When running scVelo-related functions in RStudio on a Linux system, you might encounter an error similar to this:

Error in py_run_string_impl(code, local, convert) : 
  ImportError: /usr/lib/x86_64-linux-gnu/libstdc++.so.6: version `GLIBCXX_3.4.29' not found (required by /home/username/.local/share/r-miniconda/envs/seuratextend/lib/python3.10/site-packages/pandas/_libs/window/aggregations.cpython-310-x86_64-linux-gnu.so)

This error occurs because RStudio can’t find the correct shared library ‘libstdc++’. Even though a higher version of libstdc++.so.6.0.32 exists in the ‘seuratextend’ conda environment, RStudio can’t locate it.

Solution:

RStudio searches for shared libraries in the paths specified by the LD_LIBRARY_PATH environment variable. You can check these paths with:

Sys.getenv("LD_LIBRARY_PATH")

To resolve this issue, manually copy the following files from /home/username/.local/share/r-miniconda/envs/seuratextend/lib/ to one of the paths in LD_LIBRARY_PATH (e.g., /usr/lib/R/lib, which may require sudo permissions):

  • libR.so
  • libstdc++.so
  • libstdc++.so.6
  • libstdc++.so.6.0.32

After copying these files, restart your R session, and the issue should be resolved.

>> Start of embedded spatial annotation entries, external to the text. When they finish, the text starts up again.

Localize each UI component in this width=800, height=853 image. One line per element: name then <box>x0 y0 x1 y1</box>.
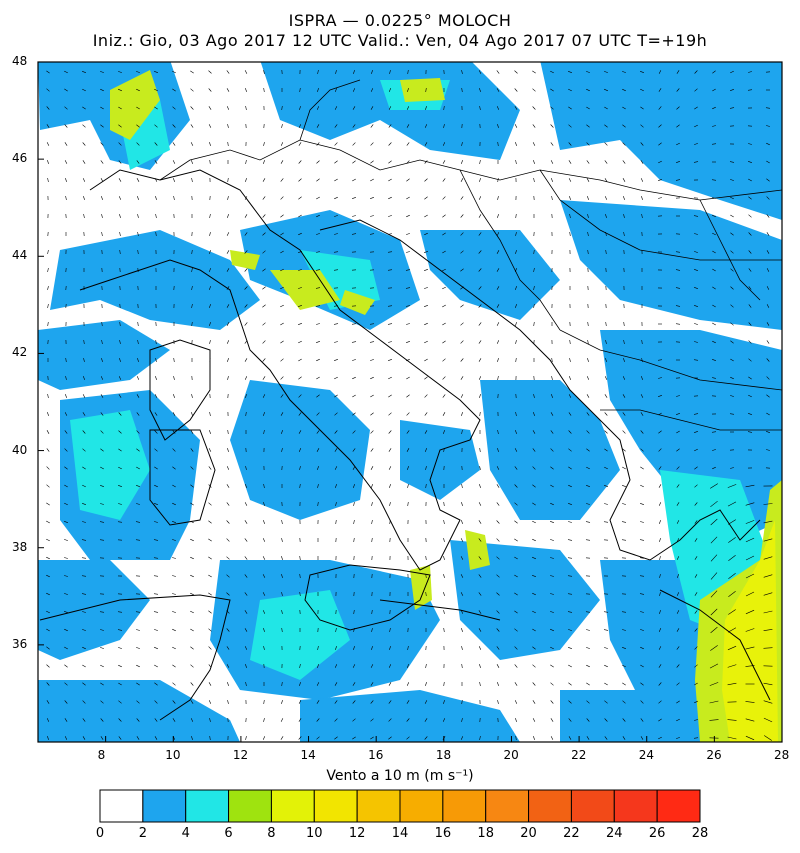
colorbar-label: 8 <box>267 826 276 841</box>
map-title: ISPRA — 0.0225° MOLOCH <box>288 11 512 30</box>
country-borders <box>159 79 782 431</box>
lon-tick-label: 8 <box>97 748 106 762</box>
wind-vectors <box>46 69 773 741</box>
colorbar-swatch <box>185 789 230 823</box>
colorbar-swatch <box>485 789 530 823</box>
colorbar-label: 12 <box>348 826 366 841</box>
map-frame <box>37 61 783 743</box>
wind-band-4-6 <box>70 80 770 680</box>
colorbar-label: 4 <box>181 826 190 841</box>
lon-tick-label: 26 <box>706 748 722 762</box>
colorbar-swatch <box>313 789 358 823</box>
colorbar-swatch <box>228 789 272 823</box>
lon-tick-label: 22 <box>571 748 587 762</box>
colorbar-swatch <box>399 789 444 823</box>
lat-tick-label: 40 <box>12 442 28 457</box>
map-subtitle: Iniz.: Gio, 03 Ago 2017 12 UTC Valid.: V… <box>92 31 708 50</box>
colorbar-label: 6 <box>224 826 233 841</box>
lat-tick-label: 38 <box>12 539 28 554</box>
coastlines <box>39 169 771 721</box>
colorbar-swatch <box>613 789 658 823</box>
lon-tick-label: 12 <box>232 748 249 762</box>
lon-tick-label: 14 <box>300 748 316 762</box>
lon-tick-label: 24 <box>638 748 654 762</box>
colorbar-label: 22 <box>563 826 580 841</box>
lat-tick-label: 36 <box>12 636 28 651</box>
lon-tick-label: 16 <box>368 748 384 762</box>
lat-tick-label: 48 <box>12 54 28 68</box>
lon-tick-label: 20 <box>503 748 519 762</box>
lat-tick-label: 42 <box>12 345 28 360</box>
colorbar-swatch <box>656 789 701 823</box>
colorbar-label: 28 <box>691 826 709 841</box>
colorbar-swatch <box>99 789 144 823</box>
colorbar-swatch <box>270 789 315 823</box>
lat-tick-label: 44 <box>12 248 28 263</box>
colorbar-label: 20 <box>520 826 537 841</box>
colorbar-title: Vento a 10 m (m s⁻¹) <box>326 768 474 784</box>
colorbar-swatch <box>570 789 615 823</box>
colorbar-label: 26 <box>648 826 666 841</box>
wind-band-8-10 <box>722 520 778 742</box>
colorbar-label: 2 <box>138 826 147 841</box>
colorbar-label: 24 <box>606 826 623 841</box>
colorbar-label: 0 <box>95 826 105 841</box>
colorbar-label: 16 <box>434 826 452 841</box>
lon-tick-label: 18 <box>435 748 452 762</box>
colorbar-label: 10 <box>306 826 323 841</box>
colorbar-swatch <box>142 789 187 823</box>
colorbar-swatch <box>442 789 487 823</box>
lon-tick-label: 28 <box>774 748 790 762</box>
colorbar-label: 18 <box>477 826 494 841</box>
colorbar-label: 14 <box>391 826 409 841</box>
lon-tick-label: 10 <box>165 748 181 762</box>
colorbar-swatch <box>356 789 401 823</box>
colorbar-swatch <box>528 789 572 823</box>
lat-tick-label: 46 <box>12 151 28 166</box>
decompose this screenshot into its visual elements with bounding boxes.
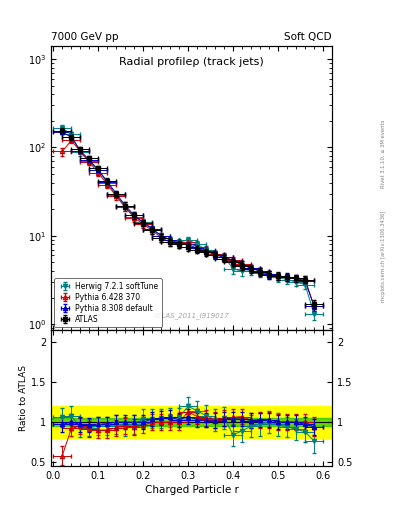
Y-axis label: Ratio to ATLAS: Ratio to ATLAS — [19, 365, 28, 431]
Text: mcplots.cern.ch [arXiv:1306.3436]: mcplots.cern.ch [arXiv:1306.3436] — [381, 210, 386, 302]
Text: Radial profileρ (track jets): Radial profileρ (track jets) — [119, 57, 264, 68]
Text: Rivet 3.1.10, ≥ 3M events: Rivet 3.1.10, ≥ 3M events — [381, 119, 386, 188]
X-axis label: Charged Particle r: Charged Particle r — [145, 485, 239, 495]
Text: ATLAS_2011_I919017: ATLAS_2011_I919017 — [154, 312, 230, 319]
Text: Soft QCD: Soft QCD — [285, 32, 332, 42]
Text: 7000 GeV pp: 7000 GeV pp — [51, 32, 119, 42]
Legend: Herwig 7.2.1 softTune, Pythia 6.428 370, Pythia 8.308 default, ATLAS: Herwig 7.2.1 softTune, Pythia 6.428 370,… — [54, 278, 162, 328]
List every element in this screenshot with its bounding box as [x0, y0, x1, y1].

Creating ‘seuratextend’ Conda Environment

Q: The create_condaenv_seuratextend() function is failing to create the ‘seuratextend’ conda environment. What could be the problem?

If create_condaenv_seuratextend() is failing to create the ‘seuratextend’ conda environment, it might be due to the system not finding conda or git.

Solutions:

  1. If conda is not found, you can install miniconda using:

    reticulate::install_miniconda()
  2. If git is not found, download and install it from the official website: https://git-scm.com/. Choose the appropriate version for your operating system.

After installing conda or git, restart your R session and try running create_condaenv_seuratextend() again.

Q: What Python dependencies are included in the ‘seuratextend’ conda environment?

The create_condaenv_seuratextend() function creates a conda environment with compatible versions of all necessary packages for SeuratExtend’s Python-based functionality. Using this built-in environment is strongly recommended over creating separate environments for each tool.

The ‘seuratextend’ conda environment includes the following key packages with specific versions to ensure compatibility:

  • scVelo: from GitHub:
  • scanpy: 1.9.5
  • pandas: 1.5.3
  • numpy: 1.24.4
  • matplotlib: 3.7.1
  • palantir: 1.3.0
  • scikit-learn: 1.1.3
  • python: 3.10.12

This configuration eliminates the need to switch conda environments and restart R sessions when running different functions (like scVelo or Palantir). All SeuratExtend Python wrappers are designed to work seamlessly with this environment.

Merging Multiple Samples with Seurat v5.0

Q: After merging multiple samples using the merge() function in Seurat v5.0, I’m getting an error when running certain functions. How can I fix this?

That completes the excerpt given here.